Gramsci lo explica como la filosofía de los no filósofos, es decir, el conjunto fragmentado, disperso e incluso folclórico de ideas que el común de la gente se repite día a día para explicar su lugar en el mundo y con ello justificar todo lo que le sucede. Hay hegemonía cuando los dominantes logran impregnar su propia visión del mundo en ese sentido común popular, es decir, cuando los dominados piensan el mundo con las categorías, los valores y las premisas de los dominantes.
En esta situación ideal, el orden social ya no precisa de un agente de coerción porque cada ciudadano lleva dentro de sí, en su sentido común, a este agente de coerción. Podríamos decir que en este momento de sentido común compartido, la ideología pasa desapercibida, porque la misma se ha naturalizado y se puede decir ¬–de la manera más ideológica posible– que se está delante del fin de las ideologías, lo cual queda claro porque una de ellas triunfó y se dedica a expulsar a la demás ideologías de su posibilidad de ser mínimamente pronunciada.
Sin embargo, para Gramsci la hegemonía no es un bloque de cemento indestructible, sino que se trata de un equilibrio de fuerzas inestables.
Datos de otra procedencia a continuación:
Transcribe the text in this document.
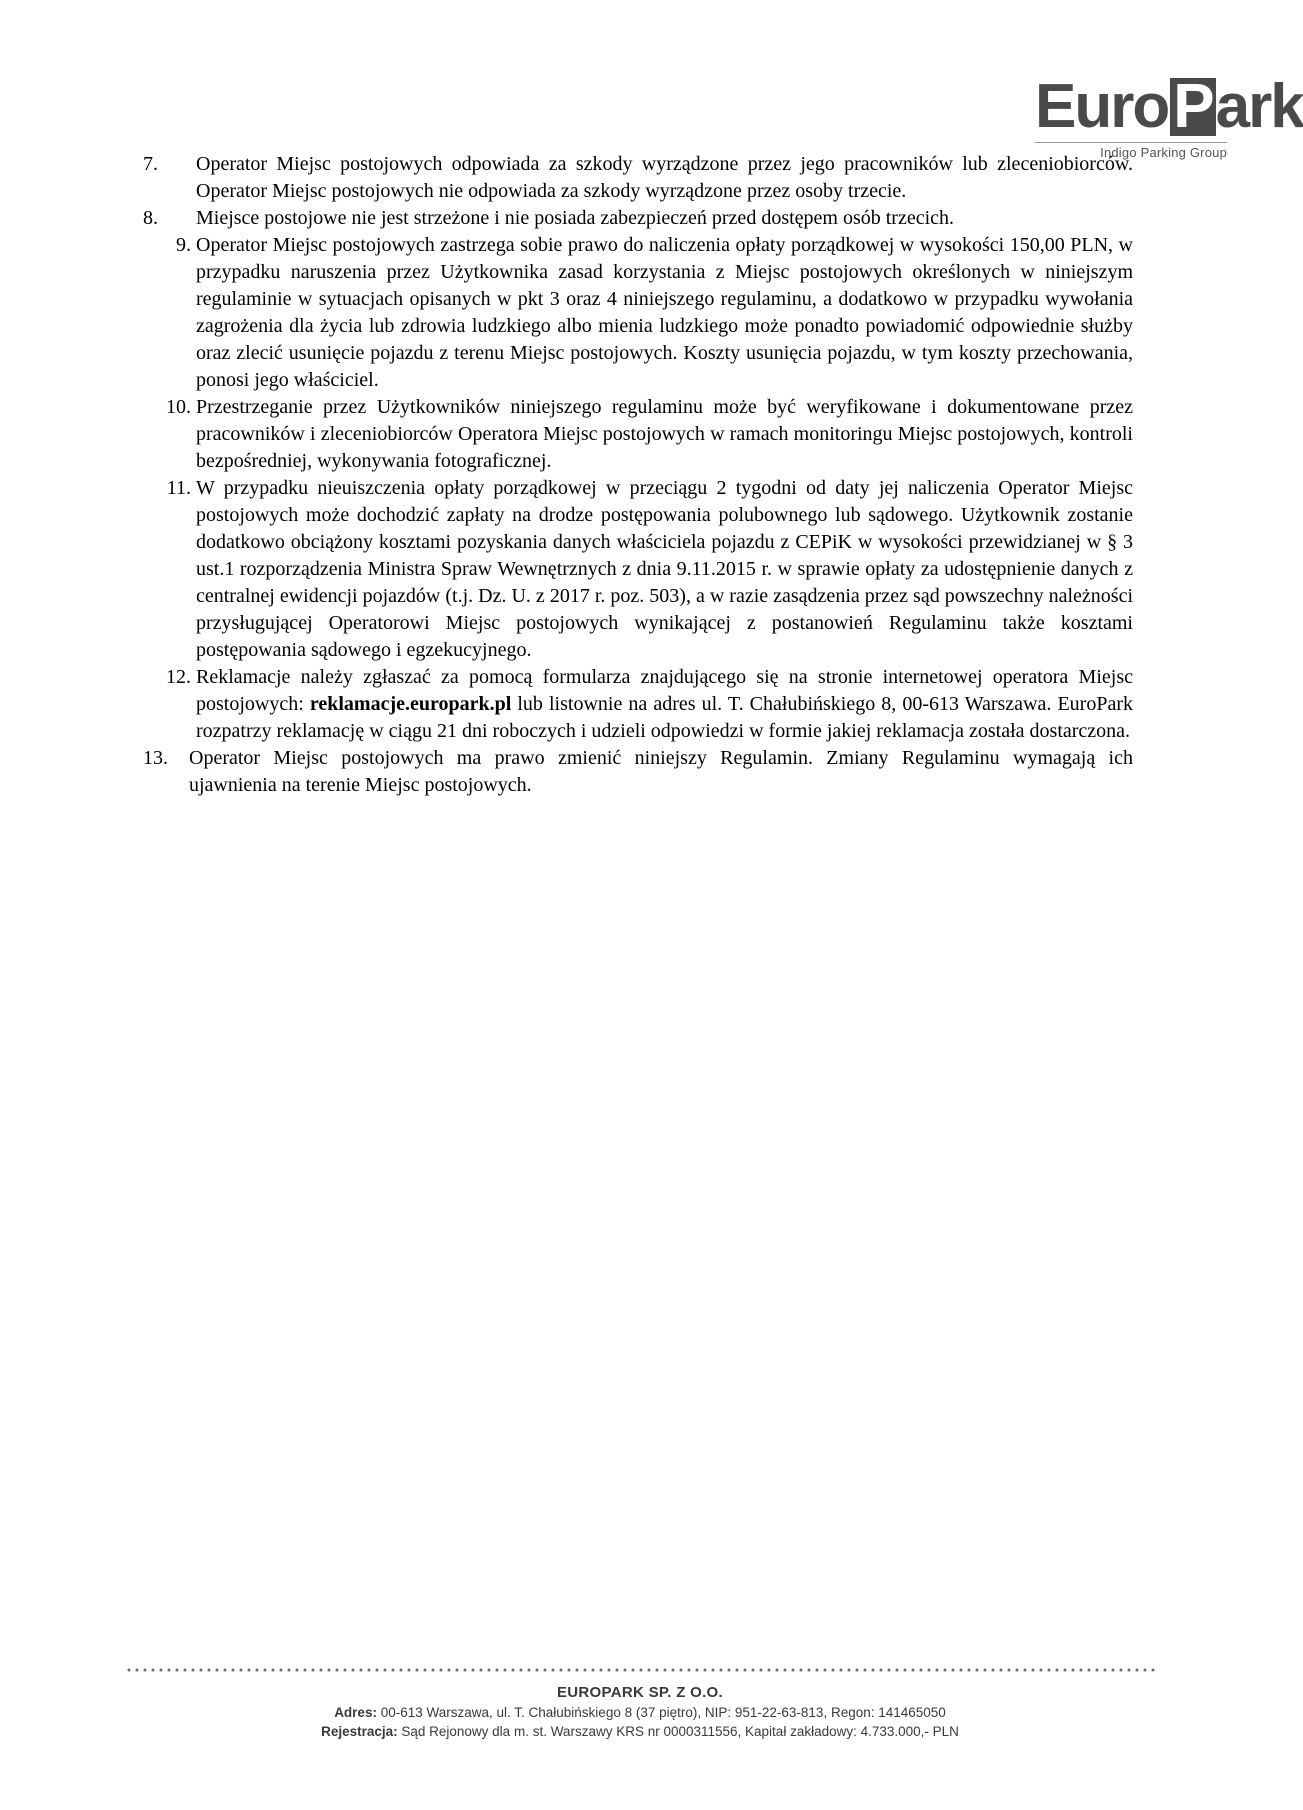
Euro P ark
Indigo Parking Group
7.	Operator Miejsc postojowych odpowiada za szkody wyrządzone przez jego pracowników lub zleceniobiorców. Operator Miejsc postojowych nie odpowiada za szkody wyrządzone przez osoby trzecie.
8.	Miejsce postojowe nie jest strzeżone i nie posiada zabezpieczeń przed dostępem osób trzecich.
9. Operator Miejsc postojowych zastrzega sobie prawo do naliczenia opłaty porządkowej w wysokości 150,00 PLN, w przypadku naruszenia przez Użytkownika zasad korzystania z Miejsc postojowych określonych w niniejszym regulaminie w sytuacjach opisanych w pkt 3 oraz 4 niniejszego regulaminu, a dodatkowo w przypadku wywołania zagrożenia dla życia lub zdrowia ludzkiego albo mienia ludzkiego może ponadto powiadomić odpowiednie służby oraz zlecić usunięcie pojazdu z terenu Miejsc postojowych. Koszty usunięcia pojazdu, w tym koszty przechowania, ponosi jego właściciel.
10. Przestrzeganie przez Użytkowników niniejszego regulaminu może być weryfikowane i dokumentowane przez pracowników i zleceniobiorców Operatora Miejsc postojowych w ramach monitoringu Miejsc postojowych, kontroli bezpośredniej, wykonywania fotograficznej.
11. W przypadku nieuiszczenia opłaty porządkowej w przeciągu 2 tygodni od daty jej naliczenia Operator Miejsc postojowych może dochodzić zapłaty na drodze postępowania polubownego lub sądowego. Użytkownik zostanie dodatkowo obciążony kosztami pozyskania danych właściciela pojazdu z CEPiK w wysokości przewidzianej w § 3 ust.1 rozporządzenia Ministra Spraw Wewnętrznych z dnia 9.11.2015 r. w sprawie opłaty za udostępnienie danych z centralnej ewidencji pojazdów (t.j. Dz. U. z 2017 r. poz. 503), a w razie zasądzenia przez sąd powszechny należności przysługującej Operatorowi Miejsc postojowych wynikającej z postanowień Regulaminu także kosztami postępowania sądowego i egzekucyjnego.
12. Reklamacje należy zgłaszać za pomocą formularza znajdującego się na stronie internetowej operatora Miejsc postojowych: reklamacje.europark.pl lub listownie na adres ul. T. Chałubińskiego 8, 00-613 Warszawa. EuroPark rozpatrzy reklamację w ciągu 21 dni roboczych i udzieli odpowiedzi w formie jakiej reklamacja została dostarczona.
13.	Operator Miejsc postojowych ma prawo zmienić niniejszy Regulamin. Zmiany Regulaminu wymagają ich ujawnienia na terenie Miejsc postojowych.
EUROPARK SP. Z O.O.
Adres: 00-613 Warszawa, ul. T. Chałubińskiego 8 (37 piętro), NIP: 951-22-63-813, Regon: 141465050
Rejestracja: Sąd Rejonowy dla m. st. Warszawy KRS nr 0000311556, Kapitał zakładowy: 4.733.000,- PLN
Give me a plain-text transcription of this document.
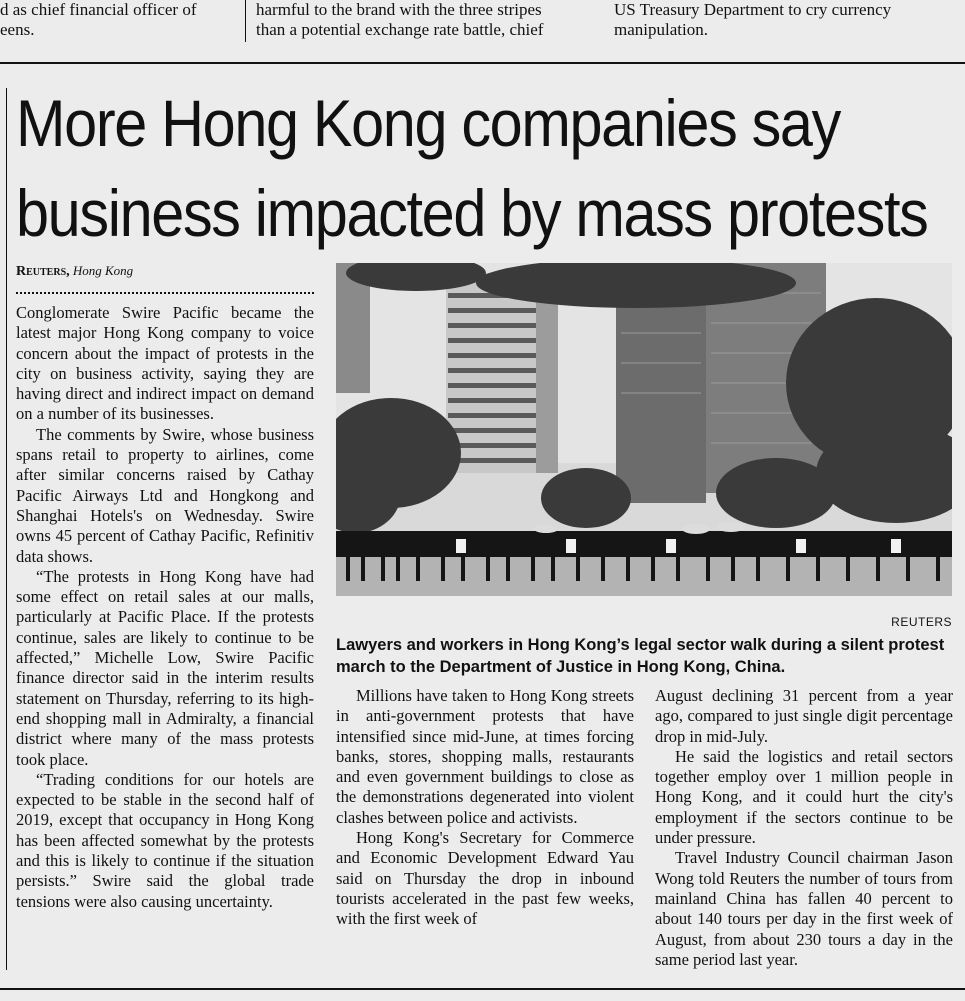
d as chief financial officer of
eens.
harmful to the brand with the three stripes
than a potential exchange rate battle, chief
US Treasury Department to cry currency
manipulation.
More Hong Kong companies say
business impacted by mass protests
Reuters, Hong Kong

Conglomerate Swire Pacific became the latest major Hong Kong company to voice concern about the impact of protests in the city on business activity, saying they are having direct and indirect impact on demand on a number of its businesses.

The comments by Swire, whose business spans retail to property to airlines, come after similar concerns raised by Cathay Pacific Airways Ltd and Hongkong and Shanghai Hotels's on Wednesday. Swire owns 45 percent of Cathay Pacific, Refinitiv data shows.

“The protests in Hong Kong have had some effect on retail sales at our malls, particularly at Pacific Place. If the protests continue, sales are likely to continue to be affected,” Michelle Low, Swire Pacific finance director said in the interim results statement on Thursday, referring to its high-end shopping mall in Admiralty, a financial district where many of the mass protests took place.

“Trading conditions for our hotels are expected to be stable in the second half of 2019, except that occupancy in Hong Kong has been affected somewhat by the protests and this is likely to continue if the situation persists.” Swire said the global trade tensions were also causing uncertainty.

REUTERS
Lawyers and workers in Hong Kong’s legal sector walk during a silent protest march to the Department of Justice in Hong Kong, China.

Millions have taken to Hong Kong streets in anti-government protests that have intensified since mid-June, at times forcing banks, stores, shopping malls, restaurants and even government buildings to close as the demonstrations degenerated into violent clashes between police and activists.

Hong Kong's Secretary for Commerce and Economic Development Edward Yau said on Thursday the drop in inbound tourists accelerated in the past few weeks, with the first week of

August declining 31 percent from a year ago, compared to just single digit percentage drop in mid-July.

He said the logistics and retail sectors together employ over 1 million people in Hong Kong, and it could hurt the city's employment if the sectors continue to be under pressure.

Travel Industry Council chairman Jason Wong told Reuters the number of tours from mainland China has fallen 40 percent to about 140 tours per day in the first week of August, from about 230 tours a day in the same period last year.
El sentido común se pone a prueba todos los días y los dominantes hacen malabares cada vez que en su actuar y en su conducta revelan situaciones cínicas y contradictorias. Pero las denuncias sobre estas conductas no son suficientes para llegar a una crisis de hegemonía.
Una crisis política comienza cuando los pactos o consensos construidos empiezan a desmoronarse. Esto puede darse cuando los partidos políticos dejan de representar a la sociedad o a una buena parte de ella, expresando una ruptura del consenso necesario para el gobierno. Para Gramsci los partidos políticos constituyen un entramado complejo de relacionamiento entre el gobierno y la población, si los mismos se desmoronan, el comienzo de una compleja y significativa crisis se avecina, así el grupo dirigente pierde el consenso y solo le queda el uso de la fuerza.
Frente a este vacío de legitimidad, la sociedad ingresa en un estado peligroso de volatilidad y el riesgo se encuentra en la aparición de liderazgos inesperados. Es entonces cuando Gramsci advierte que el viejo mundo muere, el nuevo mundo aún tarda en aparecer y en ese claroscuro surgen los monstruos. Gramsci no utiliza exactamente el término “monstruo” sino “fenomini morbosi”, es decir, fenómenos morbosos variados y ciertamente peligrosos.
Las crisis complejas de hegemonía pueden durar muchos años, aunque muchas veces la palabra “transición” pueda parecer que se trata de un corto tiempo, sin embargo, las transiciones lamentablemente pueden durar muchos años, y en este largo periodo, el desequilibrio e inestabilidad de fuerzas puede arrojar una variedad de fenómenos políticos morbosos.